Ok, ya'll. Lots of criticism all round. We have what we have. And what we have is bond holders of Freddy/Fannie bonds who supplied the money that Freddy/Fannie used to buy these mortgages and mortgage backed securities in the secondary market. These bondholders were essentially told that the bonds were only minimally more risky than T-Bills.

There is probably no better place to start unraveling this looters paradise of government backed interest bearing mattresses than with these particular mattresses. The broad question is "WHY do rich people expect the government and the banks to store their money free of charge and in addition expect the government and the banks to _PAY THEM_ for the privilege. The banks are storing this money and keeping it safe from the pirates and bandits that would otherwise kill the owners one by one taking the money?

1. People amass savings as they produce more than they consume.

2. These savings they store away in the form of canned goods that they "put up" for the winter, or they sell the goods accepting "coin" which they then store in a shoe box in the closet.

3. Some of the people take these coins to the bank where the banker has this big safe and they do that because they do not want the robbers to come and kill them and take the money.

The bank is providing a necessary service and should be paid for the service. There is no reason the bank should pay the depositors because loans are not created from the deposits. Loans are created from money borrowed from the Federal reserve, and the depositors money is never at risk.

Yet people think they should be paid for their money. This is a holdover from the "gold ole days". There is _NO_ justification for paying people for the privilege of storing their money. And all federally backed financial instruments are nothing but savings accounts in one form or another.

The money needed to "rescue" Fannie and Freddie should come from the Federal reserve as open market purchases using NEW money, This should devalue the existing money extracting the payments due for the service of safekeeping people's money.

TheTrucker said...

"... in 2004, his company [Fannie Mae] was under siege.
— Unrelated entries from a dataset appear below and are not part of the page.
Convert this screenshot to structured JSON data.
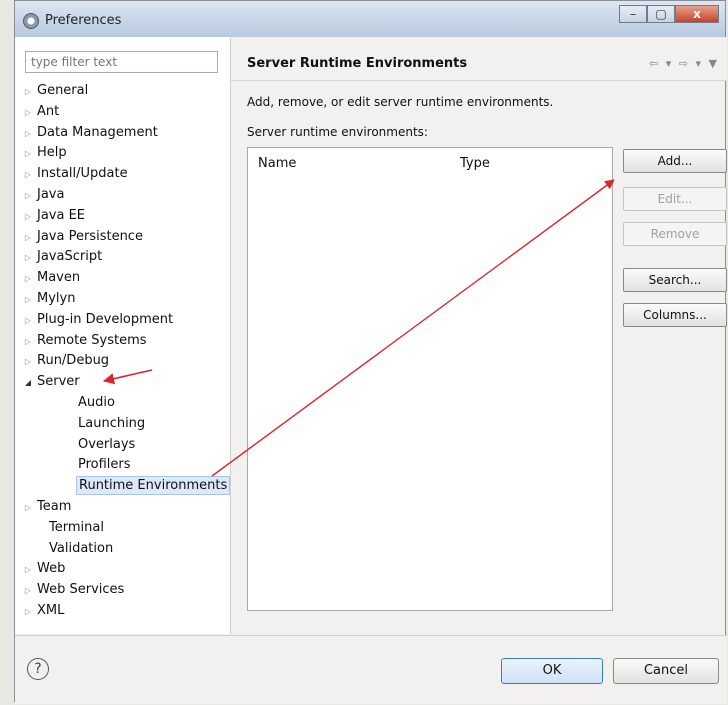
{
  "window": {
    "title": "Preferences",
    "minimize": "–",
    "maximize": "▢",
    "close": "x"
  },
  "filter": {
    "placeholder": "type filter text"
  },
  "tree": [
    {
      "label": "General",
      "arrow": "closed"
    },
    {
      "label": "Ant",
      "arrow": "closed"
    },
    {
      "label": "Data Management",
      "arrow": "closed"
    },
    {
      "label": "Help",
      "arrow": "closed"
    },
    {
      "label": "Install/Update",
      "arrow": "closed"
    },
    {
      "label": "Java",
      "arrow": "closed"
    },
    {
      "label": "Java EE",
      "arrow": "closed"
    },
    {
      "label": "Java Persistence",
      "arrow": "closed"
    },
    {
      "label": "JavaScript",
      "arrow": "closed"
    },
    {
      "label": "Maven",
      "arrow": "closed"
    },
    {
      "label": "Mylyn",
      "arrow": "closed"
    },
    {
      "label": "Plug-in Development",
      "arrow": "closed"
    },
    {
      "label": "Remote Systems",
      "arrow": "closed"
    },
    {
      "label": "Run/Debug",
      "arrow": "closed"
    },
    {
      "label": "Server",
      "arrow": "open"
    },
    {
      "label": "Audio",
      "arrow": "child"
    },
    {
      "label": "Launching",
      "arrow": "child"
    },
    {
      "label": "Overlays",
      "arrow": "child"
    },
    {
      "label": "Profilers",
      "arrow": "child"
    },
    {
      "label": "Runtime Environments",
      "arrow": "child",
      "selected": true
    },
    {
      "label": "Team",
      "arrow": "closed"
    },
    {
      "label": "Terminal",
      "arrow": "none"
    },
    {
      "label": "Validation",
      "arrow": "none"
    },
    {
      "label": "Web",
      "arrow": "closed"
    },
    {
      "label": "Web Services",
      "arrow": "closed"
    },
    {
      "label": "XML",
      "arrow": "closed"
    }
  ],
  "page": {
    "title": "Server Runtime Environments",
    "nav_arrows": "⇦ ▾ ⇨ ▾ ▼",
    "description": "Add, remove, or edit server runtime environments.",
    "list_label": "Server runtime environments:",
    "columns": [
      "Name",
      "Type"
    ]
  },
  "buttons": {
    "add": "Add...",
    "edit": "Edit...",
    "remove": "Remove",
    "search": "Search...",
    "columns": "Columns..."
  },
  "footer": {
    "help": "?",
    "ok": "OK",
    "cancel": "Cancel"
  },
  "annotation_color": "#d8262e"
}
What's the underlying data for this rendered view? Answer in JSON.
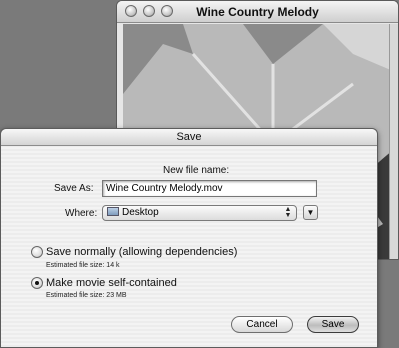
{
  "background_window": {
    "title": "Wine Country Melody"
  },
  "sheet": {
    "title": "Save",
    "new_file_name_label": "New file name:",
    "save_as_label": "Save As:",
    "save_as_value": "Wine Country Melody.mov",
    "where_label": "Where:",
    "where_value": "Desktop",
    "options": [
      {
        "label": "Save normally (allowing dependencies)",
        "estimate": "Estimated file size: 14 k",
        "selected": false
      },
      {
        "label": "Make movie self-contained",
        "estimate": "Estimated file size: 23 MB",
        "selected": true
      }
    ],
    "cancel_label": "Cancel",
    "save_label": "Save"
  }
}
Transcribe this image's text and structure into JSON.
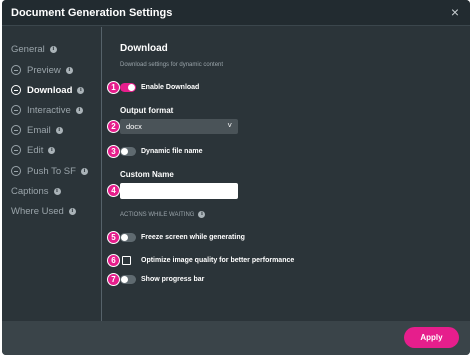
{
  "dialog": {
    "title": "Document Generation Settings",
    "close_glyph": "×"
  },
  "sidebar": {
    "items": [
      {
        "label": "General",
        "has_info": true,
        "has_minus": false,
        "active": false
      },
      {
        "label": "Preview",
        "has_info": true,
        "has_minus": true,
        "active": false
      },
      {
        "label": "Download",
        "has_info": true,
        "has_minus": true,
        "active": true
      },
      {
        "label": "Interactive",
        "has_info": true,
        "has_minus": true,
        "active": false
      },
      {
        "label": "Email",
        "has_info": true,
        "has_minus": true,
        "active": false
      },
      {
        "label": "Edit",
        "has_info": true,
        "has_minus": true,
        "active": false
      },
      {
        "label": "Push To SF",
        "has_info": true,
        "has_minus": true,
        "active": false
      },
      {
        "label": "Captions",
        "has_info": true,
        "has_minus": false,
        "active": false
      },
      {
        "label": "Where Used",
        "has_info": true,
        "has_minus": false,
        "active": false
      }
    ],
    "info_glyph": "i"
  },
  "content": {
    "heading": "Download",
    "subheading": "Download settings for dynamic content",
    "enable_download": {
      "badge": "1",
      "label": "Enable Download",
      "on": true
    },
    "output_format": {
      "badge": "2",
      "label": "Output format",
      "value": "docx",
      "chevron": "˅"
    },
    "dynamic_file_name": {
      "badge": "3",
      "label": "Dynamic file name",
      "on": false
    },
    "custom_name": {
      "badge": "4",
      "label": "Custom Name",
      "value": "",
      "placeholder": ""
    },
    "actions_section": "ACTIONS WHILE WAITING",
    "freeze_screen": {
      "badge": "5",
      "label": "Freeze screen while generating",
      "on": false
    },
    "optimize_image": {
      "badge": "6",
      "label": "Optimize image quality for better performance",
      "checked": false
    },
    "show_progress": {
      "badge": "7",
      "label": "Show progress bar",
      "on": false
    }
  },
  "footer": {
    "apply_label": "Apply"
  },
  "colors": {
    "accent": "#e61e8c",
    "dialog_bg": "#2b3439",
    "footer_bg": "#3a4449"
  }
}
Competitors were snatching lucrative parts of its business."

Is this not a sort of anecdotal evidence that government should not be a "competitive" enterprise? If government is going to establish an interest rate floor and be a lender of last resort, then competition and profitability do not fit. I am not real sure that home loans should be privatized any more than Medical insurance. The risks and the costs are systemic and statistical in either case. There is no need for marketing or wage cutting, and no _REAL_ capital (shovels and backhoes and dams and bridges and factory stuff) is required. It is all monetary management. And for home loans the rates float with the T-Bill rates anyway. Where geography and local development (jobs) are concerned the price of the land as included in the price of the homes will vary. Construction costs have to do with the amount of illegal immigrant labor. But none of this has anything to do with interest rates. The rates are tied to the T-Bills.

Although Medicare costs vary based on land values, the total cost of Medicare is what it is. Right now Detroit hospitals are handling some Canadian Medicare business. A reflection of local land rents I would think.